Salam dan salaf secara bahasa memiliki makna yang sama.

Dan secara syara’ adalah menjual sesuatu yang diberi sifat di dalam tanggungan.

Salam tidak sah kecuali dengan ijab (serah) dan qabul (terima).

Akad salam hukumnya sah dengan cara hal (kontan) dan muajjal (tempo).

Jika akad salam dimutlakkan, maka menjadi sah dengan cara kontan menurut pendapat ashah.

Syarat-Syarat Akad Salam

Akad salam hanya sah pada barang yang memenuhi lima syarat.

Salah satunya adalah muslam fih (barang yang dipesan) harus di batasi dengan sifat yang bisa menimbulkan berbeda-bedanya keinginan di dalam barang yang dipesan tersebut.

Sekira dengan sifat tersebut ketidakjelasan barang yang dipesan menjadi hilang.

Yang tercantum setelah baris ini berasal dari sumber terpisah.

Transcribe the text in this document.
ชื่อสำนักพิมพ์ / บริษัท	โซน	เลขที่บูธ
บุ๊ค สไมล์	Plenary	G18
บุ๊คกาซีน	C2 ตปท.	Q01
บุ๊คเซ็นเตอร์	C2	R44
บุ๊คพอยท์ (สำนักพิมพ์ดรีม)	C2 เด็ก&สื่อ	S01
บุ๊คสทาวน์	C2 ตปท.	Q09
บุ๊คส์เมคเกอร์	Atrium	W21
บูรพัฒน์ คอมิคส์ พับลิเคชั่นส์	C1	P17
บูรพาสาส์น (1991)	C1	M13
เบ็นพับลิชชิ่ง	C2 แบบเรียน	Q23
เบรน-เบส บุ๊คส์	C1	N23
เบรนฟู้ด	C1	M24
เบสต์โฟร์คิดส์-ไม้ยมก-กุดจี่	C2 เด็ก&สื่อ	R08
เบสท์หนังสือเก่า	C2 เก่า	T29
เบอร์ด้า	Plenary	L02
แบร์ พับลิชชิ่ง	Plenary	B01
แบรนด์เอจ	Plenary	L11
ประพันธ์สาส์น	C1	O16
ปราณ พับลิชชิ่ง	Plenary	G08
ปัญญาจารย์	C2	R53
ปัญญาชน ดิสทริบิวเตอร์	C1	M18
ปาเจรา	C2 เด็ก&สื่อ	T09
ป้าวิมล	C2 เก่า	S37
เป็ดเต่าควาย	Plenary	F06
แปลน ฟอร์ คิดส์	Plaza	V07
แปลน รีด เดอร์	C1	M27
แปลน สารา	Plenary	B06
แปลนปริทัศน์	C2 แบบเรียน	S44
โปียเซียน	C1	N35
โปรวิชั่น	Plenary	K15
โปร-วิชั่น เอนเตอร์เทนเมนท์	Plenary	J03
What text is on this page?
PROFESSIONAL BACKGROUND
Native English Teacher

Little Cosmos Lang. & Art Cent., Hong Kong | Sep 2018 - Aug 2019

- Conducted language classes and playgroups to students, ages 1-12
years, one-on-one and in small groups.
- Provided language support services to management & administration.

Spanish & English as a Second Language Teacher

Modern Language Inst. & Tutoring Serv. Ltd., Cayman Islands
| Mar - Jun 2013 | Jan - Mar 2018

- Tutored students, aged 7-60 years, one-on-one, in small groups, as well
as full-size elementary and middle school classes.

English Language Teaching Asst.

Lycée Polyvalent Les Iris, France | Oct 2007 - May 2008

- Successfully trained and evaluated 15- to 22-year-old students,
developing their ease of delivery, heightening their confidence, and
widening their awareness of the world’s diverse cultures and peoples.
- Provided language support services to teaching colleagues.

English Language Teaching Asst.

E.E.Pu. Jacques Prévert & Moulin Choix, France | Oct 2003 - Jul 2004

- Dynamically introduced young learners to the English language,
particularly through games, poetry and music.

Penyebutan sifat tidak boleh dengan cara yang bisa mengantarkan barang yang dipesan tersebut sulit ditemukan, sepeti intan yang besar, dan budak wanita beserta saudara perempuannya atau beserta anaknya.

Yang ke dua, barang yang dipesan harus berupa jenis yang tidak bercampur dengan jenis yang lain.

Sehingga tidak sah melakukan akad salam pada barang yang bercampur bahan-bahan pokoknya serta tidak jelas batasannya, seperti jenang harisah dan minyak ma’jun.

Jika bahan-bahannya jelas ukurannya, maka sah melakukan akad salam pada barang tersebut seperti mentega.

Syarat yang ke tiga disebutkan di dalam perkataan mushannif, “dan barang tersebut tidak diproses dengan api”, maksudnya api yang digunakan untuk menanak atau menggoreng barang tersebut.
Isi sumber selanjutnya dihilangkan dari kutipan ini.